To say that I've been in a funk lately is an understatement! A funk with working out, eating right and just having plain old energy! I'm sure you are all tired of hearing about it!
My funk with eating right, well, that's just it! I'm not eating right. I'm not making sure I get in all my dairy, veggies/fruit, oil, water, etc! And I was so depressed last night (after my failed workout session, more on that later), that I vowed to never eat again!
Well, ok. I didn't go that far. But I've been eating very conservatively today. It's almost like I don't want to eat because I'm so depressed about the weight gain and feeling yucky and everything in general! And I hate that I'm feeling this way. I hate that I'm feeling like I shouldn't eat because I've gained weight. That's not healthy. That's what eating disorders are made of! So, I'm working on my eating. I need to find my right balance of eating again.
My funk with working out is two-fold. I'm having problems with my one foot. I call it my "problem foot" (aka my left foot). My dad has had major problems with his feet, so much so, that he had surgery on one of them before. I fear I am suffering from the same foot problems. I need to make an appointment with a podiatrist. I just keep procrastinating. I know some of what he will say..."You should be running." "You shouldn't be doing step aerobics." "You shouldn't....." Ugh, I don't want to hear it because truthfully, I'm not going to stop doing those two things right now. What I do hope a doctor can do for me is give me a shoe insert that will relieve the pressure on my toe that's bothering me. It even hurts to just walk on my foot.

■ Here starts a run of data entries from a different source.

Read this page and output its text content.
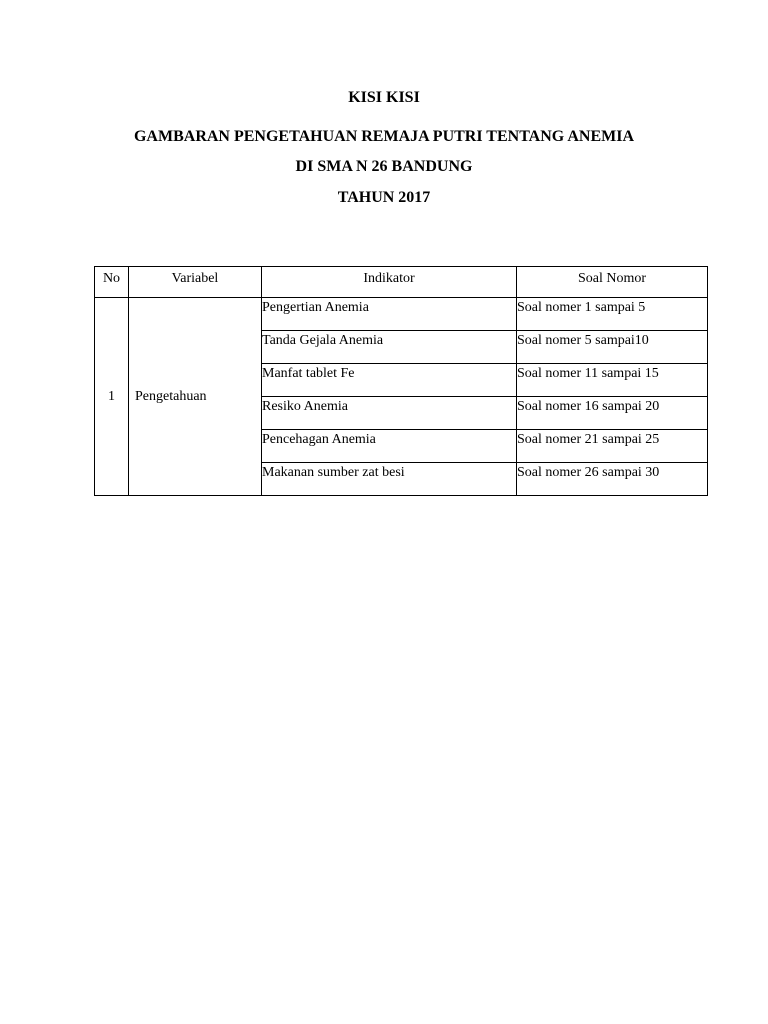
KISI KISI
GAMBARAN PENGETAHUAN REMAJA PUTRI TENTANG ANEMIA
DI SMA N 26 BANDUNG
TAHUN 2017
No	Variabel	Indikator	Soal Nomor
1	Pengetahuan	Pengertian Anemia	Soal nomer 1 sampai 5
		Tanda Gejala Anemia	Soal nomer 5 sampai10
		Manfat tablet Fe	Soal nomer 11 sampai 15
		Resiko Anemia	Soal nomer 16 sampai 20
		Pencehagan Anemia	Soal nomer 21 sampai 25
		Makanan sumber zat besi	Soal nomer 26 sampai 30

And because of this, my working out is suffering. I stop working out because my toe hurts. I skip classes because my toe hurts. Then I get in a bad mood because all the things I love to do, I'm not doing because my toe hurts. I hate having ailments. And I hate complaining about them too! My only option here is to make an appointment with the doctor.

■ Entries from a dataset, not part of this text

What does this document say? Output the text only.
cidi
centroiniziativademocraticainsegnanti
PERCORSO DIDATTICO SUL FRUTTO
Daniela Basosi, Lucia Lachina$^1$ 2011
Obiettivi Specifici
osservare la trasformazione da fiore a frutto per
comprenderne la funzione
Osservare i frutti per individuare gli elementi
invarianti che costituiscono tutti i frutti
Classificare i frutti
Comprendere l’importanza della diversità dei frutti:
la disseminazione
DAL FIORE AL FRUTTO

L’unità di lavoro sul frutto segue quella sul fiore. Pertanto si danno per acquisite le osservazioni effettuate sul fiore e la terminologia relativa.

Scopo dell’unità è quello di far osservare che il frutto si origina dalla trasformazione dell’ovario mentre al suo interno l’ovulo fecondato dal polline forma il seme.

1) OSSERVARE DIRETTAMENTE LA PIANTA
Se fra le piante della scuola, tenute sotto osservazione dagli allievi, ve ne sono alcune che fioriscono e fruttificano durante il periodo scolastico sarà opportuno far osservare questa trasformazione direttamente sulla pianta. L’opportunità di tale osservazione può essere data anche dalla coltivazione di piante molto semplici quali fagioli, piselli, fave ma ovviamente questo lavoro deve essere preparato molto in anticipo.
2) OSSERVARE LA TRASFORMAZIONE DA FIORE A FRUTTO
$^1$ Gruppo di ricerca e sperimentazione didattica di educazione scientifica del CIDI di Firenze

I've also felt really tired lately. So much so that I even "rested my eyes" during lunch at Subway yesterday, not to mention on the train to and from work! Part of this reason is probably because I'm borderline anemic. I go on an off taking iron pills but I notice that when I don't take them, I do feel more tired. And I haven't taken any iron pills in a few months (I lost my bottle!). lol
So today I went to Walgreens and bought some iron pills again. Lucky me, they were buy one get one free!! Woohoo! I also decided to buy fish oil pills (which were also buy one get one free! Woohoo!!). I've never taken fish oil pills but know they are supposed to be really good for you due to the Omega 3 fatty acids. I don't eat any fish ever so it's probably good for me to take these pills. I also take a multivitamin when I remember.
My question for all of you is, do you take vitamins? What vitamins do you take and why?